志深看着还剩四分之一牛奶的杯子,不苟言笑地说,“喝光。粒粒皆辛苦,你这是要浪费多少粮食。”
乾毅忿忿地喝了个一滴不剩。他把杯子交给志深后,即刻拿起餐桌上的营养快线,咕咚咕咚的喝了个一干二净。志深摇了摇头。
他还是没变,仍怕喝牛奶。
志深暗想,晚上去超市看看,是否有味道甜甜的牛奶。
休假的三天内,乾毅按时吃饭,按时去锻炼身体,甚至按时准时熄灯睡觉。而志深,则会按时悄声地来乾毅的卧室,替乾毅盖好被子,呆呆地站在床边默默地凝视着床上睡意祥和的男人。
“小张,听说你是李总的学生,这是真的吗?”说话者是博世会计部的孙雅丽。她比志深小三岁,今年30,至今未婚。人长得还算标致,在建筑行业中能算的上是天仙了。
乾毅用小拇指抓了抓浓黑的眉毛,踌躇了一会,“是。他是我大学的辅导员。”
孙雅丽兴奋地笑眯了眼,“你们还有联系吗?他为人如何?”
乾毅似乎猜中了她来此的用意,连忙摇头说,“我们不太联系。你也知道,他是天胜的董事长,我……”他眨了眨眼。孙雅丽立即点了点头,“我明白。你和他的身份悬殊,他应该和你聊不到一块。”

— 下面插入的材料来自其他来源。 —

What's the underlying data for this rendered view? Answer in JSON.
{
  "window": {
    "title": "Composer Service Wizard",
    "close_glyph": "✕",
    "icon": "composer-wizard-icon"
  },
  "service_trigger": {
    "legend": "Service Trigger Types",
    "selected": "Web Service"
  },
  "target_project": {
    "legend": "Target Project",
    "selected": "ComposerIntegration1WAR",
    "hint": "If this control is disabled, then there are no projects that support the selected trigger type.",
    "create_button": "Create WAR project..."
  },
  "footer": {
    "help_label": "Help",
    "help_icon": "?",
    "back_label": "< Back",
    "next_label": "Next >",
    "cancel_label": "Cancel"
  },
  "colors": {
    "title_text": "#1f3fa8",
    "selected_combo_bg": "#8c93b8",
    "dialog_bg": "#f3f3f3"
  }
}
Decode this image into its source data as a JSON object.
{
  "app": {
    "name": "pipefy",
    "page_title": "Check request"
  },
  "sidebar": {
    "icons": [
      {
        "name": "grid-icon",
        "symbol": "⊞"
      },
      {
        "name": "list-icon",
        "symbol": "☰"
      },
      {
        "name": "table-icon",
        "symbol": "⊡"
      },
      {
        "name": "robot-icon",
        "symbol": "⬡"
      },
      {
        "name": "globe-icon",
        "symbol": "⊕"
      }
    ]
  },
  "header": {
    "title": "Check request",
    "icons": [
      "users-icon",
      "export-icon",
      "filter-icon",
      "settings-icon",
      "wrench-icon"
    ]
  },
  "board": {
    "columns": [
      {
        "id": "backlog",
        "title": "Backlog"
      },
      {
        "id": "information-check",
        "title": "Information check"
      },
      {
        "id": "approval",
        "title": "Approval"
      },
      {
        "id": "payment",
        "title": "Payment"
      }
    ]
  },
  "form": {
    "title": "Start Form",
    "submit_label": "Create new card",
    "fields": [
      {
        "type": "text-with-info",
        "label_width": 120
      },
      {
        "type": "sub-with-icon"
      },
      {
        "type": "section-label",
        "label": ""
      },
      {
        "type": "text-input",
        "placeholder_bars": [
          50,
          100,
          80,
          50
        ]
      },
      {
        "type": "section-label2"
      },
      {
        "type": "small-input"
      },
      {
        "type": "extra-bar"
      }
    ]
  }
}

乾毅非常赞同地颔首以示同意。忽而,他问,“你是怎么知道我是他学生的?”
孙雅丽羞羞一笑,仓忙打了个哈哈,“听人说的,听人说的。”接着,她小声嘀咕道,“不知道他为人怎么样?”
“为人还不错,挺负责的。”乾毅客观地评价。
孙雅丽有些疑惑了,“按理说,像他这样既有钱又有名,还十分英俊潇洒成熟稳重的男人,他老婆,不,确切地说应该是前妻,她怎么可能放他走呢?”
志深和陈洁离婚的事,鲜少有人知道。乾毅不明白,这位一脸花痴样的孙雅丽是如何知道的。他装糊涂地问,“别瞎说。我听同学说李老师和师母的关系很好,你别道听途说反惹了一身骚。”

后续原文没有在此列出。